Usually the leg pain which led to your operation will have decreased significantly but it may not resolve completely for some weeks following the operation. Once home, you will be given a supply of analgesics and anti inflammatory drugs to use for the first week or two whilst recovering and building up your confidence. After two weeks you should return to light exercise such as cycling, swimming, going to the gym but not undertaking any strenuous or explosive exercise. At review by myself at around six weeks following surgery, you should be able to return to most activities including work. It takes around three months before the disc has fully healed and in view of that patients are encouraged not to undertake excessive bending or lifting type activities during this period. After three months there should be no restriction and you should be able to do whatever your back will let you undertake. I will normally keep you under review for around six months following surgery as around 1 in 20 individuals develop a recurrence of disc prolapse within the first year following surgery. This is because the disc is weakened and as the disc heals it fills with scar tissue which can then be pushed out and cause similar symptoms which led to your initial disc prolapse and pain. After one year the risk of further disc prolapse is much the same as in the general population.

Post Operative Exercises

Whilst an in patient in hospital you will be given simple exercises to undertake during the first six weeks following your surgery. This will allow you to gently mobilise your spine and recover both motion and muscle strength. The majority of patients who have had discectomy procedures will have had a course of physiotherapy prior to the operation and most of these exercises are useful in the post operative period also. This can be clarified with the physiotherapist and myself during your recovery period in hospital.

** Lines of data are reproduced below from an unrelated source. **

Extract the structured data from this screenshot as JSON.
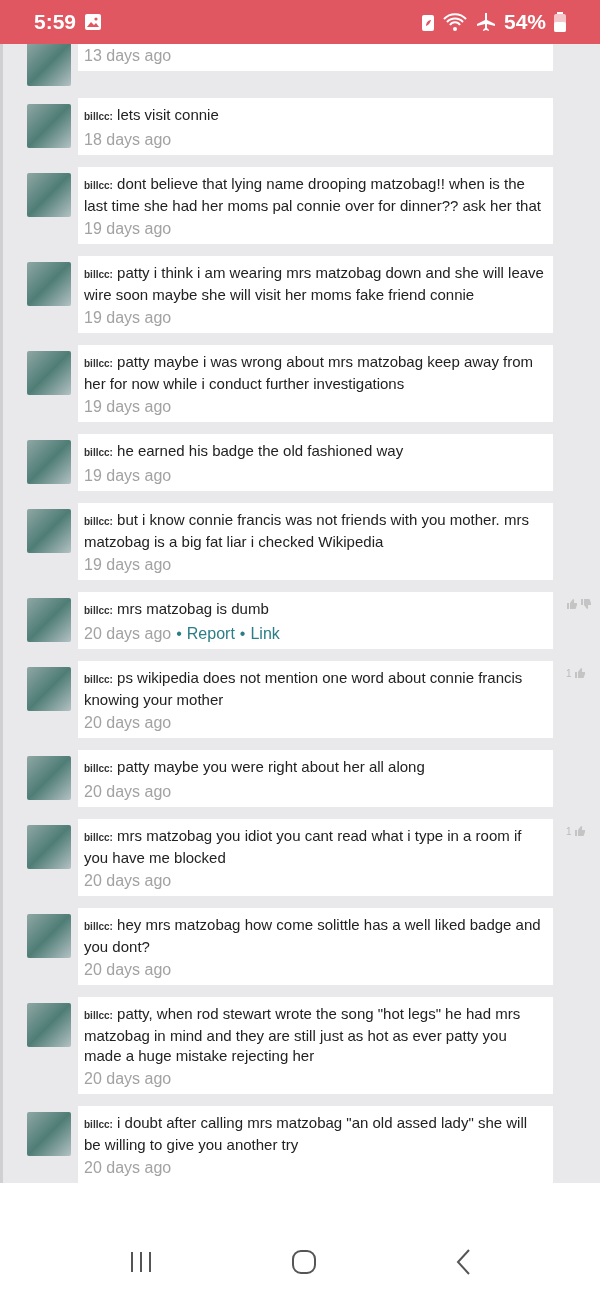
{
  "status_bar": {
    "time": "5:59",
    "battery": "54%"
  },
  "comments": [
    {
      "time": "13 days ago"
    },
    {
      "user": "billcc:",
      "text": "lets visit connie",
      "time": "18 days ago"
    },
    {
      "user": "billcc:",
      "text": "dont believe that lying name drooping matzobag!! when is the last time she had her moms pal connie over for dinner?? ask her that",
      "time": "19 days ago"
    },
    {
      "user": "billcc:",
      "text": "patty i think i am wearing mrs matzobag down and she will leave wire soon maybe she will visit her moms fake friend connie",
      "time": "19 days ago"
    },
    {
      "user": "billcc:",
      "text": "patty maybe i was wrong about mrs matzobag keep away from her for now while i conduct further investigations",
      "time": "19 days ago"
    },
    {
      "user": "billcc:",
      "text": "he earned his badge the old fashioned way",
      "time": "19 days ago"
    },
    {
      "user": "billcc:",
      "text": "but i know connie francis was not friends with you mother. mrs matzobag is a big fat liar i checked Wikipedia",
      "time": "19 days ago"
    },
    {
      "user": "billcc:",
      "text": "mrs matzobag is dumb",
      "time": "20 days ago",
      "actions": [
        {
          "sep": "•",
          "label": "Report"
        },
        {
          "sep": "•",
          "label": "Link"
        }
      ],
      "thumbs": true
    },
    {
      "user": "billcc:",
      "text": "ps wikipedia does not mention one word about connie francis knowing your mother",
      "time": "20 days ago",
      "votes": "1"
    },
    {
      "user": "billcc:",
      "text": "patty maybe you were right about her all along",
      "time": "20 days ago"
    },
    {
      "user": "billcc:",
      "text": "mrs matzobag you idiot you cant read what i type in a room if you have me blocked",
      "time": "20 days ago",
      "votes": "1"
    },
    {
      "user": "billcc:",
      "text": "hey mrs matzobag how come solittle has a well liked badge and you dont?",
      "time": "20 days ago"
    },
    {
      "user": "billcc:",
      "text": "patty, when rod stewart wrote the song \"hot legs\" he had mrs matzobag in mind and they are still just as hot as ever patty you made a huge mistake rejecting her",
      "time": "20 days ago"
    },
    {
      "user": "billcc:",
      "text": "i doubt after calling mrs matzobag \"an old assed lady\" she will be willing to give you another try",
      "time": "20 days ago"
    }
  ]
}
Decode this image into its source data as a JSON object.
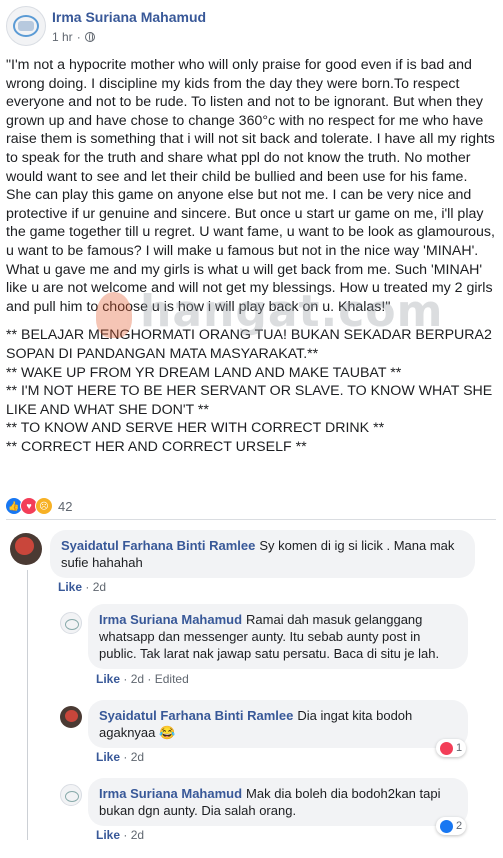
{
  "header": {
    "author": "Irma Suriana Mahamud",
    "time": "1 hr",
    "separator": "·"
  },
  "post": {
    "paragraph": "\"I'm not a hypocrite mother who will only praise for good even if is bad and wrong doing. I discipline my kids from the day they were born.To respect everyone and not to be rude. To listen and not to be ignorant. But when they grown up and have chose to change 360°c with no respect for me who have raise them is something that i will not sit back and tolerate. I have all my rights to speak for the truth and share what ppl do not know the truth. No mother would want to see and let their child be bullied and been use for his fame. She can play this game on anyone else but not me. I can be very nice and protective if ur genuine and sincere. But once u start ur game on me, i'll play the game together till u regret. U want fame, u want to be look as glamourous, u want to be famous? I will make u famous but not in the nice way 'MINAH'. What u gave me and my girls is what u will get back from me. Such 'MINAH' like u are not welcome and will not get my blessings. How u treated my 2 girls and pull him to choose u is how i will play back on u. Khalas!\"",
    "lines": [
      "** BELAJAR MENGHORMATI ORANG TUA! BUKAN SEKADAR BERPURA2 SOPAN DI PANDANGAN MATA MASYARAKAT.**",
      "** WAKE UP FROM YR DREAM LAND AND MAKE TAUBAT **",
      "** I'M NOT HERE TO BE HER SERVANT OR SLAVE. TO KNOW WHAT SHE LIKE AND WHAT SHE DON'T **",
      "** TO KNOW AND SERVE HER WITH CORRECT DRINK **",
      "** CORRECT HER AND CORRECT URSELF **"
    ]
  },
  "watermark": {
    "text": "hangat.com"
  },
  "reactions": {
    "count": "42",
    "icons": [
      "like-icon",
      "love-icon",
      "sad-icon"
    ]
  },
  "comments": [
    {
      "name": "Syaidatul Farhana Binti Ramlee",
      "text": "Sy komen di ig si licik . Mana mak sufie hahahah",
      "like": "Like",
      "time": "2d"
    },
    {
      "name": "Irma Suriana Mahamud",
      "text": "Ramai dah masuk gelanggang whatsapp dan messenger aunty. Itu sebab aunty post in public. Tak larat nak jawap satu persatu. Baca di situ je lah.",
      "like": "Like",
      "time": "2d",
      "edited": "Edited"
    },
    {
      "name": "Syaidatul Farhana Binti Ramlee",
      "text": "Dia ingat kita bodoh agaknyaa 😂",
      "like": "Like",
      "time": "2d",
      "reaction_count": "1"
    },
    {
      "name": "Irma Suriana Mahamud",
      "text": "Mak dia boleh dia bodoh2kan tapi bukan dgn aunty. Dia salah orang.",
      "like": "Like",
      "time": "2d",
      "reaction_count": "2"
    }
  ],
  "colors": {
    "link": "#385898",
    "bubble": "#f2f3f5",
    "like": "#1877f2",
    "love": "#f33e58",
    "sad": "#f7b125"
  }
}
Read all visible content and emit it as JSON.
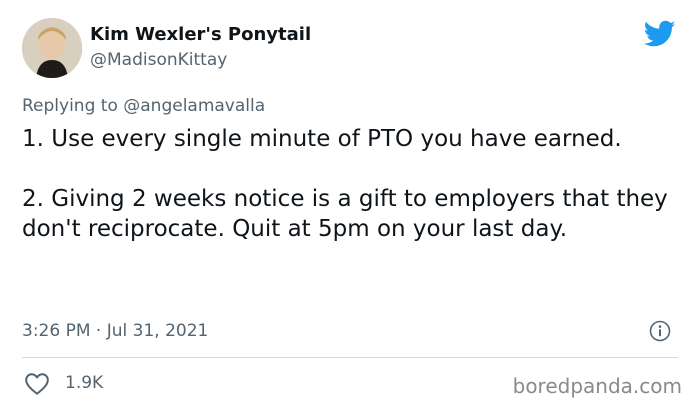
{
  "author": {
    "display_name": "Kim Wexler's Ponytail",
    "handle": "@MadisonKittay",
    "avatar_icon": "profile-photo"
  },
  "reply": {
    "prefix": "Replying to ",
    "target": "@angelamavalla"
  },
  "tweet": {
    "paragraph1": "1. Use every single minute of PTO you have earned.",
    "paragraph2": "2. Giving 2 weeks notice is a gift to employers that they don't reciprocate. Quit at 5pm on your last day."
  },
  "meta": {
    "timestamp": "3:26 PM · Jul 31, 2021",
    "info_icon": "info-icon"
  },
  "engagement": {
    "likes": "1.9K",
    "like_icon": "heart-icon"
  },
  "watermark": "boredpanda.com",
  "colors": {
    "twitter_blue": "#1d9bf0",
    "secondary_text": "#536471",
    "primary_text": "#0f1419"
  }
}
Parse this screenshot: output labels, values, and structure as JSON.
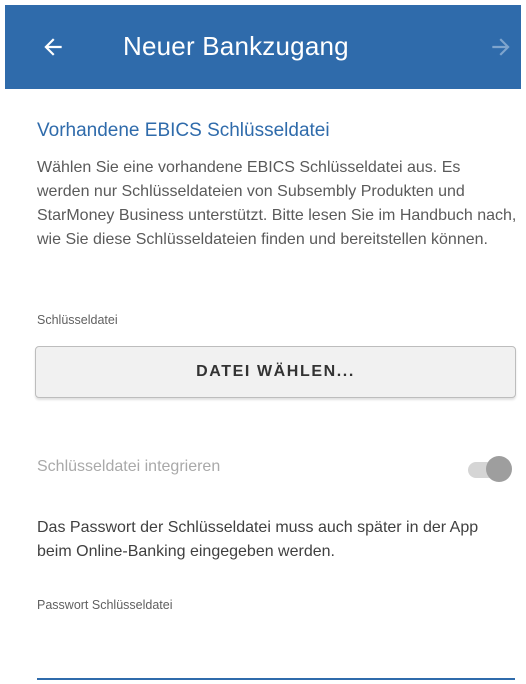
{
  "appbar": {
    "title": "Neuer Bankzugang",
    "back_icon": "arrow-left-icon",
    "next_icon": "arrow-right-icon",
    "color": "#2f6bab"
  },
  "section": {
    "title": "Vorhandene EBICS Schlüsseldatei",
    "description": "Wählen Sie eine vorhandene EBICS Schlüsseldatei aus. Es werden nur Schlüsseldateien von Subsembly Produkten und StarMoney Business unterstützt. Bitte lesen Sie im Handbuch nach, wie Sie diese Schlüsseldateien finden und bereitstellen können."
  },
  "file": {
    "label": "Schlüsseldatei",
    "button_label": "DATEI WÄHLEN..."
  },
  "integrate": {
    "label": "Schlüsseldatei integrieren",
    "enabled": false
  },
  "password": {
    "info": "Das Passwort der Schlüsseldatei muss auch später in der App beim Online-Banking eingegeben werden.",
    "label": "Passwort Schlüsseldatei",
    "value": ""
  }
}
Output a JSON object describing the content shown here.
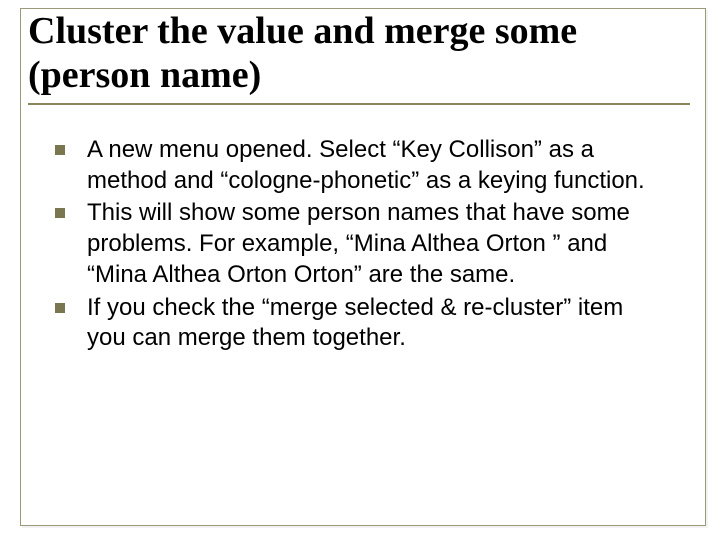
{
  "title": "Cluster the value and merge some (person name)",
  "bullets": [
    "A new menu opened. Select “Key Collison” as a method and “cologne-phonetic” as a keying function.",
    "This will show some person names that have some problems. For example, “Mina Althea Orton ” and “Mina Althea Orton Orton” are the same.",
    " If you check the “merge selected & re-cluster” item you can merge them together."
  ]
}
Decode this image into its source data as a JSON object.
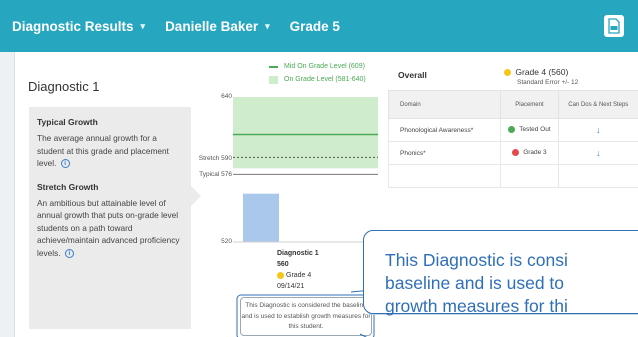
{
  "header": {
    "diagnostic_results": "Diagnostic Results",
    "student_name": "Danielle Baker",
    "grade": "Grade 5",
    "pdf_icon": "pdf-icon"
  },
  "diagnostic_title": "Diagnostic 1",
  "info": {
    "typical_heading": "Typical Growth",
    "typical_text": "The average annual growth for a student at this grade and placement level.",
    "stretch_heading": "Stretch Growth",
    "stretch_text": "An ambitious but attainable level of annual growth that puts on-grade level students on a path toward achieve/maintain advanced proficiency levels."
  },
  "legend": {
    "mid_label": "Mid On Grade Level (609)",
    "range_label": "On Grade Level (581-640)"
  },
  "chart": {
    "y_top_label": "640",
    "stretch_label": "Stretch 590",
    "typical_label": "Typical 576",
    "y_bottom_label": "520",
    "bar_name": "Diagnostic 1",
    "bar_score": "560",
    "bar_grade": "Grade 4",
    "bar_date": "09/14/21",
    "tooltip_text": "This Diagnostic is considered the baseline and is used to establish growth measures for this student."
  },
  "chart_data": {
    "type": "bar",
    "categories": [
      "Diagnostic 1"
    ],
    "values": [
      560
    ],
    "ylim": [
      520,
      640
    ],
    "reference_lines": [
      {
        "name": "Stretch",
        "value": 590
      },
      {
        "name": "Typical",
        "value": 576
      },
      {
        "name": "Mid On Grade Level",
        "value": 609
      }
    ],
    "band": {
      "name": "On Grade Level",
      "range": [
        581,
        640
      ]
    }
  },
  "overall": {
    "label": "Overall",
    "grade_placement": "Grade 4 (560)",
    "standard_error": "Standard Error +/- 12"
  },
  "table": {
    "headers": [
      "Domain",
      "Placement",
      "Can Dos & Next Steps"
    ],
    "rows": [
      {
        "domain": "Phonological Awareness*",
        "placement": "Tested Out",
        "color": "#4aaa55"
      },
      {
        "domain": "Phonics*",
        "placement": "Grade 3",
        "color": "#e5484d"
      }
    ]
  },
  "callout": {
    "line1": "This Diagnostic is consi",
    "line2": "baseline and is used to",
    "line3": "growth measures for thi"
  },
  "colors": {
    "topbar": "#27a6bf",
    "on_grade_band": "#cfedcc",
    "mid_line": "#4aaa55",
    "bar": "#a9c8ec",
    "grade4_dot": "#f5c518",
    "callout_blue": "#2f6fb8"
  }
}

What Happens If Things Go Wrong?

Should you be unfortunate enough to develop a complication either as an in patient or following discharge from hospital this will be dealt with either by your own GP or myself. If the problem develops at home you can phone the hospital ward and speak to the nursing staff on duty for advice. They would normally be able to deal with most queries or suggest suitable alternatives such as phoning your GP, attending the local accident and emergency department or returning to the hospital depending on the circumstances.